After Las Vegas, it’s time for Americans to end our bond with guns

Illustration by Erin Vest

I was 10 years old when the Virginia Tech shooting occurred, the first American “deadliest mass shooting” of my lifetime. I was 19 years old when I experienced my second with the Pulse Nightclub shooting in Orlando. Sixteen months later, I am almost 21 years old and I’ve just experienced my third, and what I fear will not be my last, in Las Vegas at the Route 91 Festival.

It was the right time to talk about gun control laws then, and it’s the right time to talk about them now. Supporters of gun rights consider it inappropriate, suggesting we should just focus on the victims first.

Fox News host Sean Hannity ranted on his show the day following the Vegas shooting about how “shameful” it is of the left to discuss gun control laws so soon after a mass shooting.

“You can’t resist the urge for one night. Put aside your radical left-wing policies,” he said.

There is not a more appropriate time to talk about regulations that could’ve saved 58 people and counting than right now. The majority of the right doesn’t want to talk about gun control because the NRA funds too many of their politicians, even if not talking about it means more deaths. In 2015, NBC News reported the U.S. firearm and ammo industries made $42.9 billion that year.

Dan Hodges, a British journalist, tweeted after the Orlando shooting in 2016 that the U.S. gun control debate ended after Sandy Hook.

“Once America decided killing children was bearable,” he stated. “It was over.”

He’s right. Time and time again, Americans are killed by domestic terrorists and the government suggests nothing can be done about it. Your “condolences” and your “prayers” do not do anything. How many more times do we have to watch the president make a speech about how “horrific” this event is and not do anything to prevent it from happening again?

CNN says the gunman, 64-year-old Stephen Paddock, purchased 33 firearms last year. Police found 47 in his hotel room and his homes, 12 of which in the hotel had been altered to function like automatic weapons.

Machine guns have technically been illegal since the 1980s. According to the Bureau of Alcohol, Firearms and Explosive, Paddock’s guns were legal. The modifications he made to his AR-15s appear to use a “bump stock” which allows the stock to rebound while the shooter has his finger on the trigger, unleashing several shots. This technology can be bought online and is not technically illegal, however, the NRA released a statement in the wake of the Las Vegas shooting in support of placing tighter restrictions on “bump stock” technology.

Sen.
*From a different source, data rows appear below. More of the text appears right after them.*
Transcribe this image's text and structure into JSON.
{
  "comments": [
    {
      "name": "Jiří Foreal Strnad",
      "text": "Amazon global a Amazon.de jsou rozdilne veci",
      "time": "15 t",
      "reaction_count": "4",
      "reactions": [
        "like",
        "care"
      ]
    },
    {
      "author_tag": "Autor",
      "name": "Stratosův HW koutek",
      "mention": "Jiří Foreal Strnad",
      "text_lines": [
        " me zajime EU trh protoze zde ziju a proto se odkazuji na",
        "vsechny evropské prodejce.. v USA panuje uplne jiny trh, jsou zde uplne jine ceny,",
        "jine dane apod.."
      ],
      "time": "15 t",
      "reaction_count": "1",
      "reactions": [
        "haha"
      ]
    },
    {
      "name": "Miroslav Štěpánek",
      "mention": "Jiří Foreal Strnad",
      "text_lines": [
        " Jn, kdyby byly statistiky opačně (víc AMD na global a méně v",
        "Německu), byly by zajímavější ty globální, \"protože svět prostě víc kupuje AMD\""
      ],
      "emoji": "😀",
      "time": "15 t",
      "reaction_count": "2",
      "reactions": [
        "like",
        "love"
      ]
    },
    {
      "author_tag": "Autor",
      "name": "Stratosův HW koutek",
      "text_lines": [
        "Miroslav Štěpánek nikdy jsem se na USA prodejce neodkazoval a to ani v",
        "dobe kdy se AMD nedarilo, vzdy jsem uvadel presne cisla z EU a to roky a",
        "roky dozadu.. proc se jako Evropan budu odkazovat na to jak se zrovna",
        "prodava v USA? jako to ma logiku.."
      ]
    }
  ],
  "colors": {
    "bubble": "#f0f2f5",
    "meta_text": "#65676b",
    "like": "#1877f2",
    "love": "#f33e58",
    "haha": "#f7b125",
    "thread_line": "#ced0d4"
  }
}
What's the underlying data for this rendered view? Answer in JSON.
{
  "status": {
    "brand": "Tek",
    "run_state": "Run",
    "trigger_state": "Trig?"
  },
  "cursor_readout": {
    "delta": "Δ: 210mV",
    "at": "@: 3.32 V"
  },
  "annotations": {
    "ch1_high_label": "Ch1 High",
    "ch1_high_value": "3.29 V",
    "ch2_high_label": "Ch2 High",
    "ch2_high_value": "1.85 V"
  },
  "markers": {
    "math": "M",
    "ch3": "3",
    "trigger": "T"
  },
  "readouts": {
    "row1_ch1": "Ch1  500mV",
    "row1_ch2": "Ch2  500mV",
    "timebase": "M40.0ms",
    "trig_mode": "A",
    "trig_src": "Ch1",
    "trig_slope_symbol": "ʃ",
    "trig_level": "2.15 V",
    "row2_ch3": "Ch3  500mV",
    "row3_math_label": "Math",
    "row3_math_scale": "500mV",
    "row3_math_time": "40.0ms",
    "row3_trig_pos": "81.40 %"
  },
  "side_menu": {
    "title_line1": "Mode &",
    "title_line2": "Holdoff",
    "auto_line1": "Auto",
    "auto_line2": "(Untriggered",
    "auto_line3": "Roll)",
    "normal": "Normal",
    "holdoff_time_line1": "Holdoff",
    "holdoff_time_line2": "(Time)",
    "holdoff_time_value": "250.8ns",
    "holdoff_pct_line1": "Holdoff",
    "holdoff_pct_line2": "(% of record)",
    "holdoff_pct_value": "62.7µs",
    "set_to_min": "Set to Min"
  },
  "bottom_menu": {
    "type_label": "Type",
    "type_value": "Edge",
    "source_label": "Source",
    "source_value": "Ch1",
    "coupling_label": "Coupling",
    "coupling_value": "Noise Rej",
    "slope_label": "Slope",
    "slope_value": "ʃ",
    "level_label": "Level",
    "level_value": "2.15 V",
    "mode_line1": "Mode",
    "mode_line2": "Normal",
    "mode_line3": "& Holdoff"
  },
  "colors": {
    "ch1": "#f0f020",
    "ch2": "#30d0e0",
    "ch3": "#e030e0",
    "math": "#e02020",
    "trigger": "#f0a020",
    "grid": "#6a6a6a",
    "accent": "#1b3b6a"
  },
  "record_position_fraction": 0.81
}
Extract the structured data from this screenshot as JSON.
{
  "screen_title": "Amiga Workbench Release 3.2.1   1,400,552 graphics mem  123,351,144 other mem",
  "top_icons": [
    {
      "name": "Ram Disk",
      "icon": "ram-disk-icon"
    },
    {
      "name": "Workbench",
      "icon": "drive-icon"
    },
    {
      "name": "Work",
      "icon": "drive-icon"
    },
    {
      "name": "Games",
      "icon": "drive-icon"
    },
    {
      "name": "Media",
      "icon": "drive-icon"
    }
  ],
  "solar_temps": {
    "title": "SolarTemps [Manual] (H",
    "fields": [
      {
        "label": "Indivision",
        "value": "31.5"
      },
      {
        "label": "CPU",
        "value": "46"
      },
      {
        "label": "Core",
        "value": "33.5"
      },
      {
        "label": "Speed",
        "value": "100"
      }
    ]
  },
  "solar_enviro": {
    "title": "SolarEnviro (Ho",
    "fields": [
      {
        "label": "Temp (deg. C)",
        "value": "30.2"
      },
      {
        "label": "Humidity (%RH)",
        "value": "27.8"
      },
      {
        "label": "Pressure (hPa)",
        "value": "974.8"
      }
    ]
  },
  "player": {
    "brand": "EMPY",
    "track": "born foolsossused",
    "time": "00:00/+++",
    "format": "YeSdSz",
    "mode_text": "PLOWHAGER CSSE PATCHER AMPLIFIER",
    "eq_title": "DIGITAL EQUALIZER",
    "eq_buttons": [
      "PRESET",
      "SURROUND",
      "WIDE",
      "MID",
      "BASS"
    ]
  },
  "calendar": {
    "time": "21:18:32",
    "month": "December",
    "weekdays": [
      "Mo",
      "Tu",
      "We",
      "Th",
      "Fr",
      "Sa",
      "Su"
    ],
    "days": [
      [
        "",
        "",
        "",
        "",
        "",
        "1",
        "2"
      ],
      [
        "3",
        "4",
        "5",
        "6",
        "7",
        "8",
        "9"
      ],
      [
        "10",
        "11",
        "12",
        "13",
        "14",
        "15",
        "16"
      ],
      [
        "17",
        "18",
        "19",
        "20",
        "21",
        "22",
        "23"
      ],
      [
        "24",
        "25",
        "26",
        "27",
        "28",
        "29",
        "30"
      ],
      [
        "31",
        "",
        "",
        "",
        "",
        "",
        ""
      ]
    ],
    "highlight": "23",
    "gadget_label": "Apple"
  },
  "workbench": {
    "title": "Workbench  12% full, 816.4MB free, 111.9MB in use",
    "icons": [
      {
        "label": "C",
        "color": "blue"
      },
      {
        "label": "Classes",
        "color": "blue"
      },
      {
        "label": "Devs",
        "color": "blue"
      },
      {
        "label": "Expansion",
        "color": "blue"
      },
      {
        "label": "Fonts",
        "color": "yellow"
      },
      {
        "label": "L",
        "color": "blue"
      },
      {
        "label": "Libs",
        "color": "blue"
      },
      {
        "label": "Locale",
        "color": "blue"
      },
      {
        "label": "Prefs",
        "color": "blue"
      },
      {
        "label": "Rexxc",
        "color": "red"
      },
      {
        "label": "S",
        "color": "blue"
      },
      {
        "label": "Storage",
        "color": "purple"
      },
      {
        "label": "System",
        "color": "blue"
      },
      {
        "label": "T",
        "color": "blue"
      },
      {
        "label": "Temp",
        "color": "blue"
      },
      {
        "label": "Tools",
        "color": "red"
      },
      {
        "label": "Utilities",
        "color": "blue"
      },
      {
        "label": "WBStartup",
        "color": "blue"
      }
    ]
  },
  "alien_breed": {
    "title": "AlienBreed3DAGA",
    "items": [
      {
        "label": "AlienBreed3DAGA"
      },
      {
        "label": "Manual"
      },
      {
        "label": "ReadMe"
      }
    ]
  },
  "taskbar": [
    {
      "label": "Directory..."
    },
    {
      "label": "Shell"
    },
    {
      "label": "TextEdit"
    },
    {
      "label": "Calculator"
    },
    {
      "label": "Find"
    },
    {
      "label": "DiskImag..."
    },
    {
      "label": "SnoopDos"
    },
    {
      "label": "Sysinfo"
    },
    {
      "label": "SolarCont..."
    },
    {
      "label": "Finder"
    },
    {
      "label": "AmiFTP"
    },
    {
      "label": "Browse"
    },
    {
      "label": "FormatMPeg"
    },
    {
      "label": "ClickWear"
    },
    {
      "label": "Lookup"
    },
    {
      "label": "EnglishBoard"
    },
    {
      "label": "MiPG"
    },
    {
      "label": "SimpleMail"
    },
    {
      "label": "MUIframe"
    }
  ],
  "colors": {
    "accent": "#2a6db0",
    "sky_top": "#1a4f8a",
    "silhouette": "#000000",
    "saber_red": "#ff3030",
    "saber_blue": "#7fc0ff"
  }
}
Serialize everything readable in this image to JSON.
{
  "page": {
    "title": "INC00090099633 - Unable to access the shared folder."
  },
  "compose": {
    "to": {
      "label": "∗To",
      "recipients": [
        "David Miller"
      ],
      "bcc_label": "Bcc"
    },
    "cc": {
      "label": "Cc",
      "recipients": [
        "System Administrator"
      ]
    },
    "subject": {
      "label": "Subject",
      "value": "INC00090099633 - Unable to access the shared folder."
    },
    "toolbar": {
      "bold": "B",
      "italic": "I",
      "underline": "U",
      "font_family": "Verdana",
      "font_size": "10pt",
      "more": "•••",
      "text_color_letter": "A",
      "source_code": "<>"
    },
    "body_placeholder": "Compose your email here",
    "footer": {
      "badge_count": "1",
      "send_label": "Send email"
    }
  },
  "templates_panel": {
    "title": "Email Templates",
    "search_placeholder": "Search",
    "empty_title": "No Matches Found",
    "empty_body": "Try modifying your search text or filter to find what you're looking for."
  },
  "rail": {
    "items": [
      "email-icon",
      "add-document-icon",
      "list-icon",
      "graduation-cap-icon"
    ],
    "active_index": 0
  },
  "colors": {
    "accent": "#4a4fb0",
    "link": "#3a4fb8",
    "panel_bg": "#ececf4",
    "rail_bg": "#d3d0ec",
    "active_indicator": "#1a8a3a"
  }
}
Dianne Feinstein introduced a bill the week following the shooting that would ban the buying and selling of bump stock equipment and other technology that can alter a semiautomatic weapon into an automatic one.

CBS News estimates about 176,000 fully automatic weapons are currently in private hands.

We need gun control laws, they need to be specific and they need to be strictly enforced. Until the Las Vegas shooting, Congress planned to bring a bill to the floor that would make it easier for people to purchase gun silencers. They would be treated as a regular firearm, requiring only a federal background check, instead of a special license like it’s required right now. Speaker Paul Ryan has said the bill is halted for now because they’re focusing on getting the budget passed.

Caleb Keeter, guitarist for The Josh Abbott Band, released a statement after the shooting of which he and the band were present. He took to Twitter to post a message taking his previous support for gun rights back and urging the government to implement stricter gun control laws.

“My biggest regret is that I stubbornly didn’t realize it until my brothers on the road and myself were threatened by it,” he stated.

It’s encouraging someone can change their perspective on this topic, but it’s discouraging that it often takes a direct personal impact to change someone’s mind.

It doesn’t start and end with stricter background checks or special licenses. The buying and selling of certain weapons and any technology that can create an automatic weapon must be stopped. The NRA and the government officials that profit from it need to reexamine the laws currently in place.

Vox puts the U.S.’ relationship with guns in perspective stating the U.S. makes up 4.4 percent of the world’s population, yet makes up nearly half of civilian-owned guns around the world. On average, there is more than one mass shooting for each day in the U.S. States that have stricter gun laws have less gun related deaths and those with fewer gun laws have more. Police are more likely to be killed in states that allow more access to guns.

I don’t see how someone can look at what took place last Monday and still want to fight for gun rights. This problem is bigger than you and it’s bigger than me.

Put your guns down, the time to surrender is long overdue.